Modification of acoustic signals using sinusoidal analysis and synthesis

Abstract

An analysis and synthesis system for sound is provided that can independently modify characteristics of audio signals such as pitch, duration, and timbre. High-quality pitch-scaling and time-scaling are achieved by using a technique for sinusoidal phase compensation adapted to a sinusoidal representation. Such signal modification systems can avoid the usual problems associated with interpolation-based re-sampling so that the pitch-scaling factor and the time-scaling factor can be varied independently, arbitrarily, and continuously. In the context of voice modification, the sinusoidal representation provides a means with which to separate the acoustic contributions of the vocal excitation and the vocal tract, which can enable independent timbre modification of the voice by altering only the vocal tract contributions. The system can be applied to efficiently encode the pitch in sinusoidal models by compensating for pitch quantization errors. The system can also be applied to non-speech signals such as music.

Description

BACKGROUND OF THE INVENTION There are many well-documented techniques for the pitch- and time-modification of sampled acoustic signals, in particular speech. Many of these techniques are based on the re-sampling of signals, which is akin to playback of a sampled waveform at a rate different than that at which it was originally sampled. For example, playing at a higher sampling rate will result in a higher pitch, but will also compress the time duration of the waveform. Conversely, playing at a lower sampling rate will result in a lowering of pitch and an increase of overall duration. Since independent control of pitch and duration is more desirable, some systems utilize time-domain replication or excision of some portion(s) of the original waveform in order to expand or contract the duration of the signal, a process called time-scaling. Re-sampling is a straightforward approach to the pitch- and time-modification of speech because the re-sampling operation inherently changes the p...

AI Technical Summary

Benefits of technology

The present invention addresses the quality deficiencies of prior sinusoidal analysis and synthesis systems for signal modification by allowing independent pitch, time, and timbre manipulation using a sinusoidal representation with measured amplitudes, frequencies, and phases. When applied to speech signals, the use and proper manipulation of measured phases results in more realistic modified speech.

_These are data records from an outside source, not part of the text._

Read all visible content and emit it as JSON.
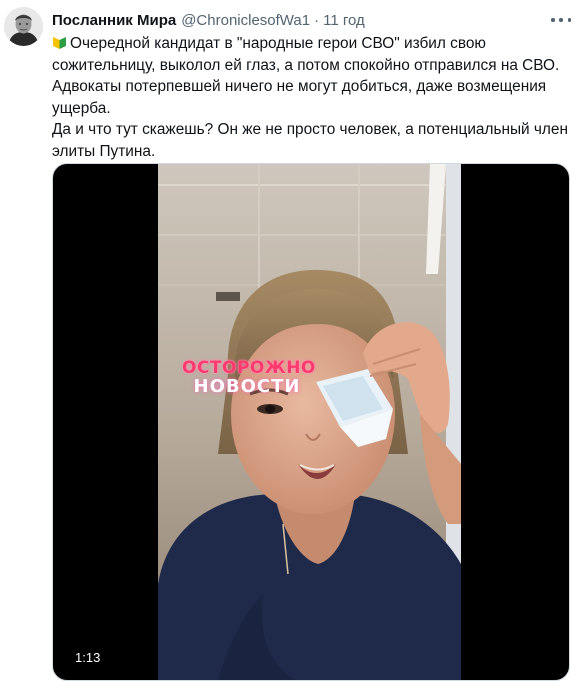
{
  "tweet": {
    "display_name": "Посланник Мира",
    "handle": "@ChroniclesofWa1",
    "separator": "·",
    "time": "11 год",
    "text_lines": [
      "Очередной кандидат в \"народные герои СВО\" избил свою",
      "сожительницу, выколол ей глаз, а потом спокойно отправился на СВО.",
      "Адвокаты потерпевшей ничего не могут добиться, даже возмещения",
      "ущерба.",
      "Да и что тут скажешь? Он же не просто человек, а потенциальный член",
      "элиты Путина."
    ]
  },
  "media": {
    "watermark_top": "ОСТОРОЖНО",
    "watermark_bottom": "НОВОСТИ",
    "duration": "1:13"
  },
  "icons": {
    "avatar": "portrait-avatar",
    "badge": "beginner-badge-icon",
    "more": "more-options-icon"
  },
  "colors": {
    "text": "#0f1419",
    "secondary": "#536471",
    "badge_green": "#2e9e44",
    "badge_yellow": "#f5c400",
    "watermark_pink": "#ff3a6d"
  }
}
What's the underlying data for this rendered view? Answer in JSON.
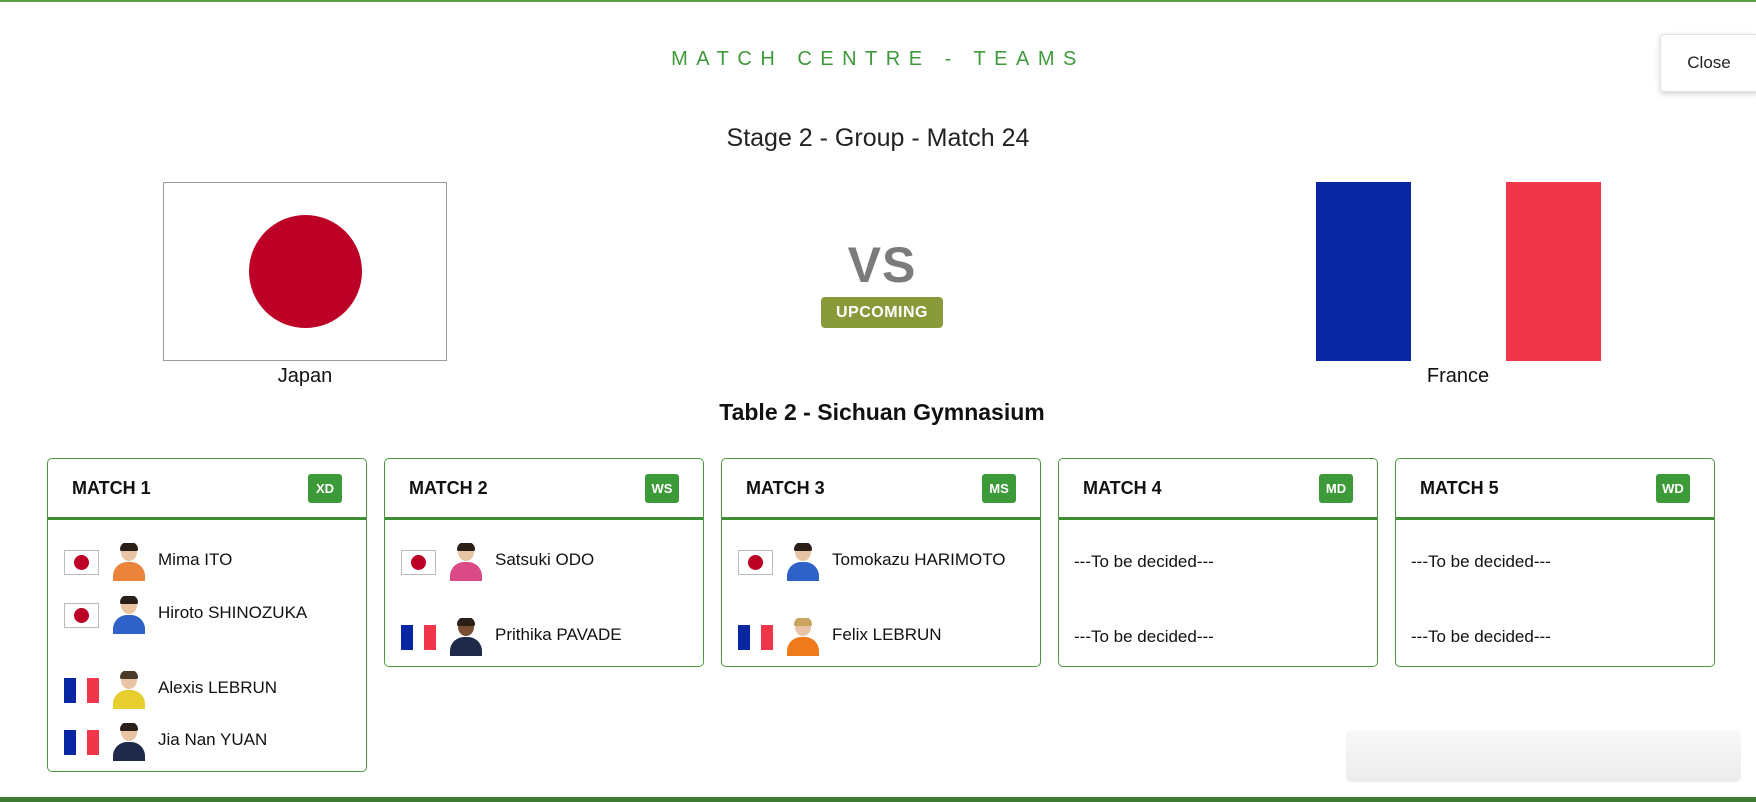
{
  "modal": {
    "title": "MATCH CENTRE - TEAMS",
    "close_label": "Close"
  },
  "match": {
    "stage": "Stage 2 - Group - Match 24",
    "vs": "VS",
    "status": "UPCOMING",
    "status_color": "#889a3a",
    "venue": "Table 2 - Sichuan Gymnasium"
  },
  "teams": {
    "home": {
      "name": "Japan",
      "flag": "flag-japan"
    },
    "away": {
      "name": "France",
      "flag": "flag-france"
    }
  },
  "colors": {
    "accent_green": "#3d9a38",
    "japan_red": "#bc0026",
    "france_blue": "#0a27a3",
    "france_red": "#f0364a"
  },
  "matches": [
    {
      "label": "MATCH 1",
      "badge": "XD",
      "home_players": [
        "Mima ITO",
        "Hiroto SHINOZUKA"
      ],
      "away_players": [
        "Alexis LEBRUN",
        "Jia Nan YUAN"
      ]
    },
    {
      "label": "MATCH 2",
      "badge": "WS",
      "home_players": [
        "Satsuki ODO"
      ],
      "away_players": [
        "Prithika PAVADE"
      ]
    },
    {
      "label": "MATCH 3",
      "badge": "MS",
      "home_players": [
        "Tomokazu HARIMOTO"
      ],
      "away_players": [
        "Felix LEBRUN"
      ]
    },
    {
      "label": "MATCH 4",
      "badge": "MD",
      "home_tbd": "---To be decided---",
      "away_tbd": "---To be decided---"
    },
    {
      "label": "MATCH 5",
      "badge": "WD",
      "home_tbd": "---To be decided---",
      "away_tbd": "---To be decided---"
    }
  ]
}
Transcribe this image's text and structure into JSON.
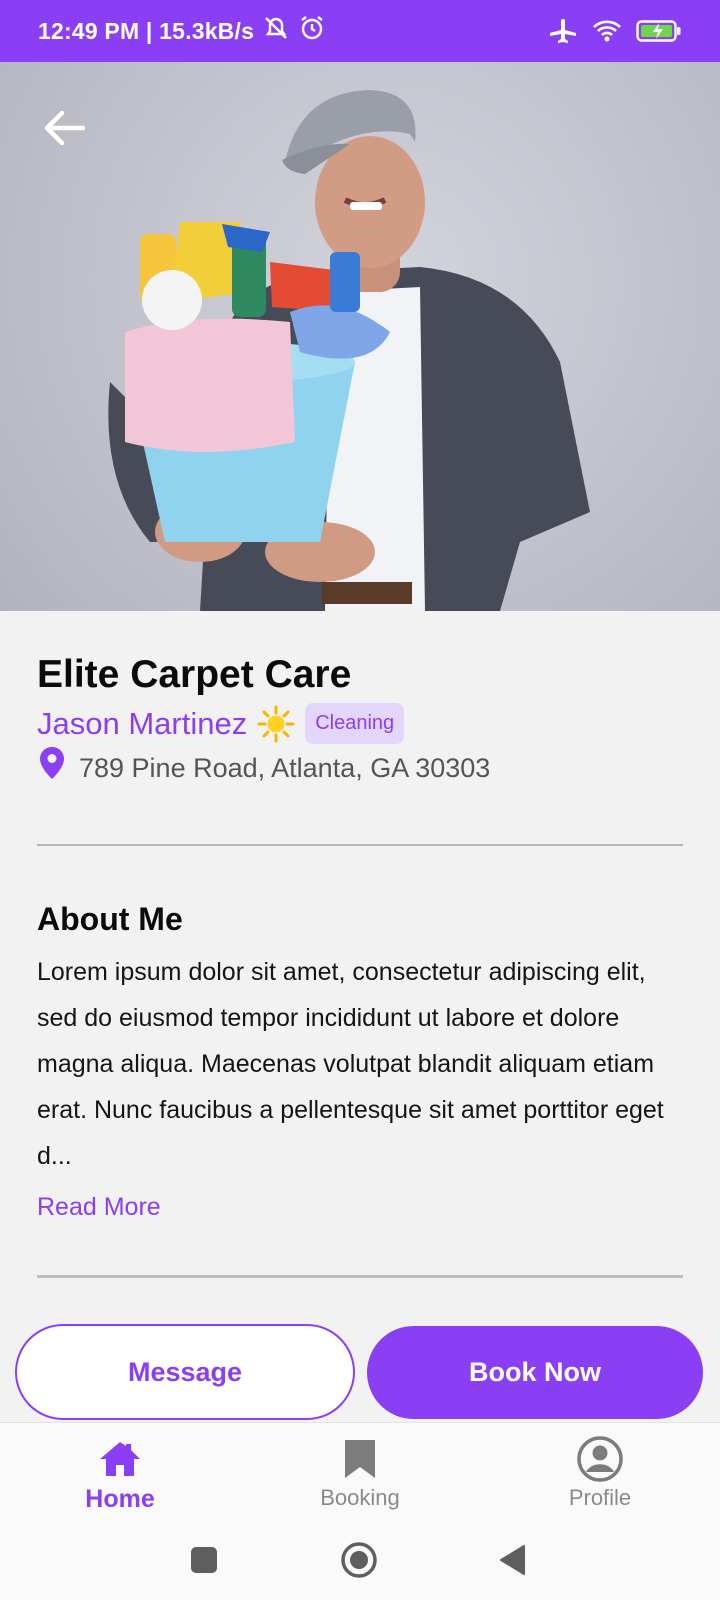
{
  "status_bar": {
    "time_and_speed": "12:49 PM | 15.3kB/s"
  },
  "business": {
    "title": "Elite Carpet Care",
    "provider_name": "Jason Martinez",
    "category": "Cleaning",
    "address": "789 Pine Road, Atlanta, GA 30303"
  },
  "about": {
    "heading": "About Me",
    "text": "Lorem ipsum dolor sit amet, consectetur adipiscing elit, sed do eiusmod tempor incididunt ut labore et dolore magna aliqua. Maecenas volutpat blandit aliquam etiam erat. Nunc faucibus a pellentesque sit amet porttitor eget d...",
    "read_more": "Read More"
  },
  "actions": {
    "message": "Message",
    "book_now": "Book Now"
  },
  "bottom_nav": [
    {
      "label": "Home",
      "icon": "home-icon",
      "active": true
    },
    {
      "label": "Booking",
      "icon": "bookmark-icon",
      "active": false
    },
    {
      "label": "Profile",
      "icon": "profile-icon",
      "active": false
    }
  ],
  "colors": {
    "accent": "#8b3ff5",
    "badge_bg": "#e4d6fb",
    "background": "#f2f2f2"
  }
}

In a preferred embodiment, signals are represented using a sinusoidal analysis and synthesis system, from which a model of the pitch-scaled waveform is derived. Time-scaling (for time correction or modification) is then achieved by applying the sinusoidal-based time-scale modification algorithm directly to the sine-wave representation of the pitch-scaled waveform coupled with a novel technique for phase compensation that provides phase coherence for continuity of the modified signal. By applying an inverse filter to the measured sine wave amplitudes and phases, it becomes possible to alter the vocal tract shape and alter voice-quality independent of the pitch-scaling and time-scaling operations. The sinusoidal representation also avoids the shortfalls of time-domain and frequency-domain re-sampling, allowing for arbitrary pitch-scaling and time-scaling values without the distortion of aliasing.

According to another embodiment, the present invention provides a system and method of pitch-scaling and time-scaling an acoustic waveform. In such embodiments, the acoustic waveform is further modified by independently modifying a frame size of a synthesis frame containing the set of modified components by a time-scaling factor. The time-scaling factor can be continuously variable over a defined range. The phase compensation term that is added to the individual phases is further dependent on the time-scaling factor with the phase compensation term, enabling a synthesized pitch-scaled and time-scaled waveform to be generated having frame sizes that differ from the frame sizes of the original waveform and having phase coherence across frame boundaries. The phase compensation term is preferably a linear phase term that is proportional to the pitch scaled frequencies, the proportion depending on a difference in a first onset time associated with the pitch-scaling factor and a second onset time associated with the time-scaling factor.

The present invention can be utilized in a number of applications. For example, embodiments of the invention can be applied to efficiently encode the pitch in sinusoidal models. In typical sinusoidal coders, the pitch and phases are quantized independently. This requires that the pitch quantization error be very small in order to maintain phase coherence which may require an excessive number of bits. However, in a preferred embodiment, the phase coherence is maintained by pitch shifting by an amount corresponding to the pitch quantization error. In other words, the individual frequencies of the set of components are modified by a pitch scaling factor to compensate for quantization errors introduced by pitch quantization. This process will maintain phase coherence and allow for the use of fewer bits for quantizing the pitch.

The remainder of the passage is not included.